Using natural principles to design proteins

As scientific projects tend to do, Bradley’s aims have also morphed with time. In addition to developing methods to predict T-cell targets and functions, he now develops algorithms and computer models to design proteins to perform new functions not found in nature.

The work grew out of his prediction work and a serendipitous connection with a Hutch colleague, structural biologist Dr. Barry Stoddard.

“It was a historical accident,” Bradley recalled.

Both he and Stoddard were working to figure out the structure of a protein called a TAL effector. Released by certain bacteria that infect plants, these proteins are made up of repeating segments that bind to plant DNA and help enable bacterial infection. Researchers hoped to develop DNA-editing tools based on TAL effectors’ ability to target specific DNA sequences, but first they needed to know their structure.

Stoddard was working to determine TAL effectors’ structure by creating crystals of the proteins, while Bradley attempted to predict their structure using computational methods. Stoddard had a rough structure, but needed a little more information to complete it. Bradley in turn had a rough prediction, but needed real-world data to corroborate it. Together, their methods created a refined, validated structure.

Just in time for the precise DNA-editing tool CRISPR to take the wind out of TAL effectors’ sails. But it was the start of a fruitful collaboration between the two scientists.

“The beautiful thing about this TAL effector is the way its structure is really intimately related to its function,” Bradley said. “So the structure looks kind of like if you took DNA, and then you put clay around it to make kind of a mold, and then you took away the DNA. It perfectly complements it.”

The repetitive nature of this remarkable intersection of form and function got the two scientists thinking: Could they create new and interesting protein functions by starting with a simple protein building block, and then repeating it?

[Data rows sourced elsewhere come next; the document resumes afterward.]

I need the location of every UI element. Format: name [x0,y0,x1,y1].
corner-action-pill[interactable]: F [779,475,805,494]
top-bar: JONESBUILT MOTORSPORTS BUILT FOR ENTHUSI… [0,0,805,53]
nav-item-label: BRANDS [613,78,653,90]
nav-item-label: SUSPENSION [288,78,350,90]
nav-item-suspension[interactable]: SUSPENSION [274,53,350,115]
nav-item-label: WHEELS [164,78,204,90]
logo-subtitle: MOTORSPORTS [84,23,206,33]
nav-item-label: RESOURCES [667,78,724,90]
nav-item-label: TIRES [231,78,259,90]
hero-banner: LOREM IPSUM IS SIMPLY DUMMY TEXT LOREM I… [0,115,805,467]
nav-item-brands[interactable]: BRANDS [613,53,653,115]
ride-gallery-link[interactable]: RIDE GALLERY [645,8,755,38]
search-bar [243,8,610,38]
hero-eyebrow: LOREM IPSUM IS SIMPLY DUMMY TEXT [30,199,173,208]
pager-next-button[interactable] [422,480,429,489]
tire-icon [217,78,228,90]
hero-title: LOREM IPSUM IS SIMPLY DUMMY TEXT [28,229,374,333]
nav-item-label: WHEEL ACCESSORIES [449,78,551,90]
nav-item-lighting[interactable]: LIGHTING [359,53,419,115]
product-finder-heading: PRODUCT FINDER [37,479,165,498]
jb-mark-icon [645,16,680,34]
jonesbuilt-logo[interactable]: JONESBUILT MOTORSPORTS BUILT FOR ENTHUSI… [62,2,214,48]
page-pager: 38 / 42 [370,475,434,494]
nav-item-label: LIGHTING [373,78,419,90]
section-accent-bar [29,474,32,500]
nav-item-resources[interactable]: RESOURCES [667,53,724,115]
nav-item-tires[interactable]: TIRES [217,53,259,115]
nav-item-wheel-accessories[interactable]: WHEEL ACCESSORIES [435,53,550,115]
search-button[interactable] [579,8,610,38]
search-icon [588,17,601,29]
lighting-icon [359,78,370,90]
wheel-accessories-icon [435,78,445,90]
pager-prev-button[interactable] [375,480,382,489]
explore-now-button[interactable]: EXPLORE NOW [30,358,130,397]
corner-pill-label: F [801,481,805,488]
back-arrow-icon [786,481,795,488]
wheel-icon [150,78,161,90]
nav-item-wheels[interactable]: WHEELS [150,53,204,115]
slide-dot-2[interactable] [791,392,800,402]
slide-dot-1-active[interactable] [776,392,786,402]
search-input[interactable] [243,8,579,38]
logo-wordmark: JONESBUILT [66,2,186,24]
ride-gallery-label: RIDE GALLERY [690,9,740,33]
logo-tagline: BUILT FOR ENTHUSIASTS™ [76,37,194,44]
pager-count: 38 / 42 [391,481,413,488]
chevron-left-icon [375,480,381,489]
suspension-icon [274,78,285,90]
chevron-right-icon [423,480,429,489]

That question led to the design of tiny, self-assembling donut-shaped proteins that have a lot of potential. Various other molecules can be attached to each protein segment, making the conceivable uses of the minuscule rings nearly endless. Add the right molecules, and they could offer new molecular scaffolds for cancer immunotherapy or deliver drugs tailored to a specific disease. Bradley and Stoddard are currently refining the proteins’ design and testing possible applications.

“I do like just data and complex data sets in general, but I do especially like problems where protein structure has some kind of role,” Bradley said.

Data analysis isn’t just his career — it’s his love. If he hadn’t made a career of it, Bradley said, he’d still do it as a hobby, perhaps as an amateur cryptographer.

“Getting a new dataset — it’s just like Christmas,” he said.